Today, most people know about iOS’s “Add to Home Screen”. It has been there since iOS was introduced, it worked then and works now (some times not so much ;-)). Even though it still works, nothing good happens with it for years, only new bugs appeared.

Yet, nobody cares and cared back then that you lost the URL bar when using it. iOS literally reinvented the native apps and since then, everyone wanted to have apps. This isn’t bad, this is what mobile devices are about.

Anyone can add a website to the home screen on iOS, but the browser won’t prompt you to do so, and you have to do it manually using a button inside the share menu. But, as with Progressive Web Apps, the idea is that web apps have to progress to the home screen as native apps do.

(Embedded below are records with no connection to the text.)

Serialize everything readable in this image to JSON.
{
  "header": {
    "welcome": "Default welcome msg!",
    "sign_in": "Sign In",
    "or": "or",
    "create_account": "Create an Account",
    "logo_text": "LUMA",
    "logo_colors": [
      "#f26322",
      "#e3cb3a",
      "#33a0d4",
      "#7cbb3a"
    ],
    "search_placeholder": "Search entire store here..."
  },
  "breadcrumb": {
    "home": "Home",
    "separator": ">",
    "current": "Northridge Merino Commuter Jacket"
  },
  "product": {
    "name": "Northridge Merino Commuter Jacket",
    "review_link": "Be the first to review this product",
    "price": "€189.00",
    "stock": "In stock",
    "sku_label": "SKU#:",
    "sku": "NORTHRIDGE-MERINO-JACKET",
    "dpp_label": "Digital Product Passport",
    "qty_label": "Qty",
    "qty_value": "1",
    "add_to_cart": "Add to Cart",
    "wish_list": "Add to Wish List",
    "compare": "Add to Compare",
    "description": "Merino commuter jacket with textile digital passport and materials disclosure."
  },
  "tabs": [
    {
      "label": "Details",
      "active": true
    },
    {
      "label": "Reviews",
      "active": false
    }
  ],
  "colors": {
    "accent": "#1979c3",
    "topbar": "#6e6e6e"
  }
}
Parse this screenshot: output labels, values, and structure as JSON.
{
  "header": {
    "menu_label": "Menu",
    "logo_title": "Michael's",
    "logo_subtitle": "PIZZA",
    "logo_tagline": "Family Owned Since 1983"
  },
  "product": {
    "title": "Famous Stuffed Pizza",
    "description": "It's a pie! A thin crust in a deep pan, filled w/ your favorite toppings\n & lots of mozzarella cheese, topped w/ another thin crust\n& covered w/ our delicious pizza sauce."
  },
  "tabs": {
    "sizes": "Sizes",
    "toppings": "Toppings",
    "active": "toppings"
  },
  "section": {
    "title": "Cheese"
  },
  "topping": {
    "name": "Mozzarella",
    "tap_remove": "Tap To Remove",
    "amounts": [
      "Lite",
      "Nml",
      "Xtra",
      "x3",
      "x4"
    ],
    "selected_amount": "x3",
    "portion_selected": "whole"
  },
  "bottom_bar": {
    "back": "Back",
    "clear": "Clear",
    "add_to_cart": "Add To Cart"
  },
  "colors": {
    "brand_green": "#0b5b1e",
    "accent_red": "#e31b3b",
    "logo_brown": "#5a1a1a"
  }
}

At a point in time, building web apps on iOS also required some effort; icons, splashscreen, prompt UI and of course a great app, as users won’t add a webapp to the home screen if they do not like it.

Although everything above was great, Apple gave up on pursuing web apps on iOS, left them in the state they built, and didn’t promote them at all, as Google does now with Progressive Web Apps.

For many years, Apple believes only in natives apps (don’t be confused with the web, WebKit team does a lot for the web, but Apple doesn’t believe in web apps anymore), Google on the other hand pushes web apps forward, and of course, Google does it on Android, as Apple was doing Home Screen web apps on iOS. But this doesn’t mean Google owns some magic technology behind web apps or invented web apps and called them “Progressive Web Apps”. Today many vendors demonstrate growing interest for such use cases; Opera and Samsung now supports PWAs in their browsers, Firefox and Microsoft already have implemented many building blocks of modern PWAs.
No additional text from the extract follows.